Bizim esnemek üzerine 1980’li yıllarda aldığımız dersler başka, 1990’larda karşımıza çıkanlar daha başkaydı. Biz yine esnedik. Ve yine esnedik. Yıllar geçti!
Bugün İstanbul yükselirken yeni yoksulluk ve yeni zenginlik biçimleri, aynı gölgenin etrafından çıkıyor. Üstelik birbirlerini besleyerek. Yeni zenginlik biçiminin en önemli göstergesi ise mekânsal tercihler. İstanbul’da 1985’ten itibaren Göktürk köyünün şekillenmesi, durumu anlatan en somut örnek. Siteler ve bu semtlerde oturanlar giderek tekinsizleşen şartlardan kaçıyor. İroni ise kendisi büyürken hayatımızı küçülten İstanbul’da yaşıyor olmamız! Hayatı siteler içinde ve etrafında deneyimleyen sakinler şehri oldu. Şehrin sadece belirli alanlarını kullanıyoruz. İstanbul aslında büyürken her türlü sınıfa küçülüp daralıyor.

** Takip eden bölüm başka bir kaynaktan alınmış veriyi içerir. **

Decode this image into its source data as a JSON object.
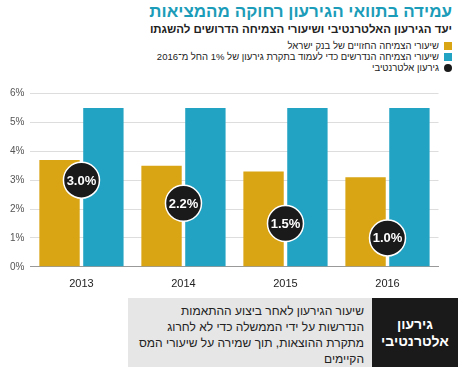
{
  "chart_data": {
    "type": "bar",
    "title": "עמידה בתוואי הגירעון רחוקה מהמציאות",
    "subtitle": "יעד הגירעון האלטרנטיבי ושיעורי הצמיחה הדרושים להשגתו",
    "categories": [
      "2013",
      "2014",
      "2015",
      "2016"
    ],
    "series": [
      {
        "name": "שיעורי הצמיחה החזויים של בנק ישראל",
        "color": "#d9a514",
        "type": "bar",
        "values": [
          3.7,
          3.5,
          3.3,
          3.1
        ]
      },
      {
        "name": "שיעורי הצמיחה הנדרשים כדי לעמוד בתקרת גירעון של 1% החל מ־2016",
        "color": "#22a3c3",
        "type": "bar",
        "values": [
          5.5,
          5.5,
          5.5,
          5.5
        ]
      },
      {
        "name": "גירעון אלטרנטיבי",
        "color": "#1a1a1a",
        "type": "scatter",
        "marker": "circle",
        "data_labels": true,
        "values": [
          3.0,
          2.2,
          1.5,
          1.0
        ],
        "value_labels": [
          "3.0%",
          "2.2%",
          "1.5%",
          "1.0%"
        ]
      }
    ],
    "ylim": [
      0,
      6
    ],
    "yticks": [
      {
        "value": 0,
        "label": "0%"
      },
      {
        "value": 1,
        "label": "1%"
      },
      {
        "value": 2,
        "label": "2%"
      },
      {
        "value": 3,
        "label": "3%"
      },
      {
        "value": 4,
        "label": "4%"
      },
      {
        "value": 5,
        "label": "5%"
      },
      {
        "value": 6,
        "label": "6%"
      }
    ],
    "grid": true,
    "legend": "top",
    "annotations": [
      {
        "label": "גירעון אלטרנטיבי",
        "text": "שיעור הגירעון לאחר ביצוע ההתאמות הנדרשות על ידי הממשלה כדי לא לחרוג מתקרת ההוצאות, תוך שמירה על שיעורי המס הקיימים"
      }
    ]
  }
}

Bizim yeni özgürlük tanımımız: Ellerini iki yana açan ve “Burada kimseye değmiyorum!” diyen bir kadının ağzından çıkıyor. Bu yeni bir özgürlük. Çünkü 19. yüzyılda şehir tam da bunun tersi ve birbirimize değdiğimiz yerdi. Farklı grupların birbirleriyle karşılaşabildiği ve o karşılaşmalardan duyulan heyecanları, farklılıkların doğduğu ve onlardan da hoşlandığımız bir yerdi.
Şehirde bu kapanma ayrıca siyasetten alamadığımız hizmeti de temsil ediyor. Belediyeden bile almaktan vazgeçtiğimiz hizmeti site yönetimlerinden almaya razıyız. Bunları merkezi bir yerden bekliyor olsak taleplerimde ısrar etmemiz gerek. Ama giderek o ısrardan vazgeçmek, siyasetten ve ona olan etkimizden de vazgeçmeyi sağlıyor.
E o zaman nasıl esnek bir çağda sayılıyoruz?
Ne olduğunu bilemediğimiz ve neredeyse duruma göre şekil almak zorunda kaldığımız bu devirde “esnek çağ” anlayışı aslında zarif bir tanımlamadır.